Family secrets can be toxic and embarrassing, and in the worst-case scenario, they can also be extremely divisive.
The secret in Shemi Zarhin’s The Kind Words — due to be screened by the Toronto Jewish Film Festival’s Chai Tea & A Movie series on Sunday, February 28 at 1 p.m. and 4 p.m. at the Cineplex Cinemas Empress Walk theater — is unsettling as well.
Set in Algeria, Israel and France, and unfolding in Hebrew and French between 1963 to 2012, Zarhin’s film starts as a drama and ends as a mystery. It improves as it moves along, the tension rising with its plot twists. Premiered at the 2015 Toronto International Film Festival, it swirls around unanswered questions concerning two important issues –paternity and identity.
Dorona Cohen (Rotem Zissman-Cohen) and her two brothers, Natanel (Roy Assaf) and Shai (Assaf Ben-Shimon), are plunged into grief and mourning after their Algerian-born mother, Yona (Levana Finkelstein), dies following a surgical procedure to remove a tumor from her stomach.
In the wake of Yona’s untimely death, her remarried ex-husband (Sasson Gabai) suddenly appears. Dorona and her siblings don’t particularly like him, regarding him as an absentee father and a libertine. But they’re riveted by his shocking disclosure that he’s not their biological father.
It would appear that Yona was unfaithful to her husband, having become pregnant after trips to Paris to visit her sister, Rosa (Florence Bloch). Yona’s infidelity has already been telegraphed in the first scene of the movie, during which an unidentified young couple silently engages in tender sex.

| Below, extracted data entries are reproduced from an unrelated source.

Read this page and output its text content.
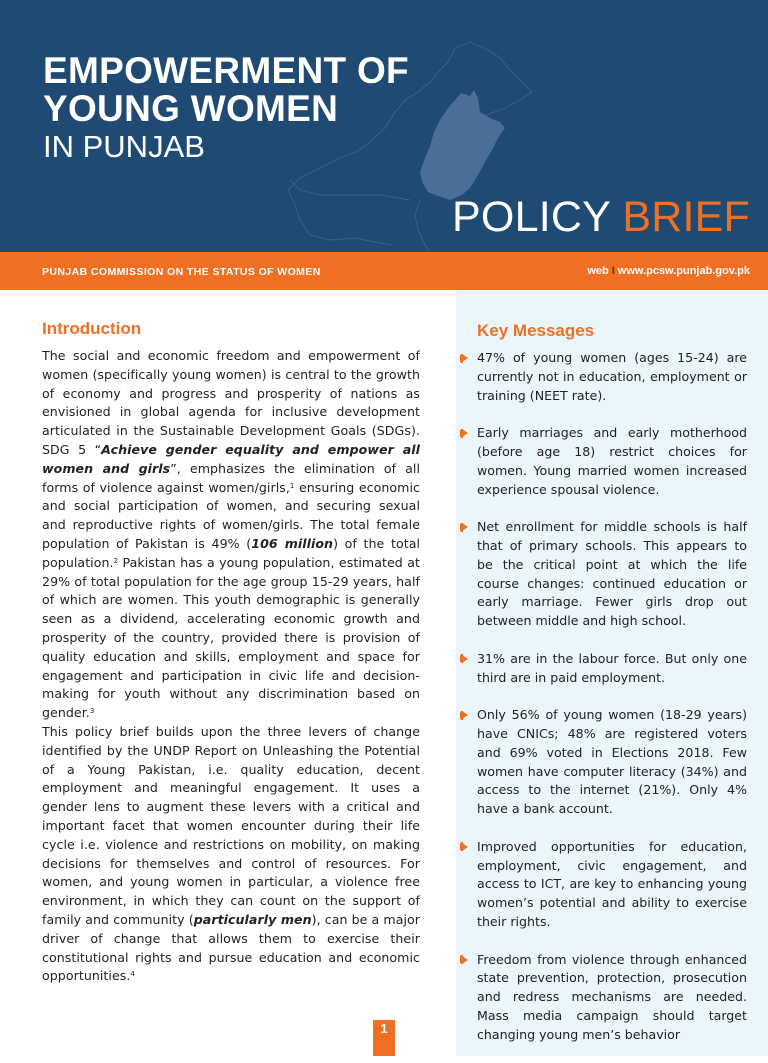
EMPOWERMENT OF
YOUNG WOMEN
IN PUNJAB
POLICY BRIEF
PUNJAB COMMISSION ON THE STATUS OF WOMEN	web I www.pcsw.punjab.gov.pk
Introduction

The social and economic freedom and empowerment of women (specifically young women) is central to the growth of economy and progress and prosperity of nations as envisioned in global agenda for inclusive development articulated in the Sustainable Development Goals (SDGs). SDG 5 “Achieve gender equality and empower all women and girls”, emphasizes the elimination of all forms of violence against women/girls,$^1$ ensuring economic and social participation of women, and securing sexual and reproductive rights of women/girls. The total female population of Pakistan is 49% (106 million) of the total population.$^2$ Pakistan has a young population, estimated at 29% of total population for the age group 15-29 years, half of which are women. This youth demographic is generally seen as a dividend, accelerating economic growth and prosperity of the country, provided there is provision of quality education and skills, employment and space for engagement and participation in civic life and decision-making for youth without any discrimination based on gender.$^3$

This policy brief builds upon the three levers of change identified by the UNDP Report on Unleashing the Potential of a Young Pakistan, i.e. quality education, decent employment and meaningful engagement. It uses a gender lens to augment these levers with a critical and important facet that women encounter during their life cycle i.e. violence and restrictions on mobility, on making decisions for themselves and control of resources. For women, and young women in particular, a violence free environment, in which they can count on the support of family and community (particularly men), can be a major driver of change that allows them to exercise their constitutional rights and pursue education and economic opportunities.$^4$

Key Messages

47% of young women (ages 15-24) are currently not in education, employment or training (NEET rate).

Early marriages and early motherhood (before age 18) restrict choices for women. Young married women increased experience spousal violence.

Net enrollment for middle schools is half that of primary schools. This appears to be the critical point at which the life course changes: continued education or early marriage. Fewer girls drop out between middle and high school.

31% are in the labour force. But only one third are in paid employment.

Only 56% of young women (18-29 years) have CNICs; 48% are registered voters and 69% voted in Elections 2018. Few women have computer literacy (34%) and access to the internet (21%). Only 4% have a bank account.

Improved opportunities for education, employment, civic engagement, and access to ICT, are key to enhancing young women’s potential and ability to exercise their rights.

Freedom from violence through enhanced state prevention, protection, prosecution and redress mechanisms are needed. Mass media campaign should target changing young men’s behavior

1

Determined to ferret out the truth, Dorona decides to go to Paris and confront Rosa. She’s accompanied by her feuding brothers and husband Ricky (Tsahi Halevi), with whom she has marital problems. Much to their surprise, Dorona’s father shows up too. Rosa, at first, is reluctant to talk. But under pressure from her Israeli visitors, she divulges telling details that may alter their lives.
It would seem that Yona’s lover was a man named Maurice Leon, who now lives in the port city of Marseille. He’s a deeply mysterious figure who may have been an actor, or an Arab, for that matter. Dorona and her brothers recoil at the possibility that they may be of partial Arab ancestry. Their disgust speaks to the relationship between Jews and Arabs in contemporary Israel.
They finally track down Maurice (Maurice Benichou), a feeble old man. He doesn’t exactly brush them off, but he’s basically close-mouthed. The answers they desperately seek remain shrouded in fog. But their quest to unearth the truth bonds them closer together as a family.
The Kind Words is ably directed, but it’s slow off the mark. Viewers have to wait at least 40 minutes before it takes off and envelopes them in its grip. The cast shines, with all the actors turning in fine naturalistic performances.
Its shortcomings notwithstanding, this is a movie that speaks to the heart and most likely will resonate with viewers.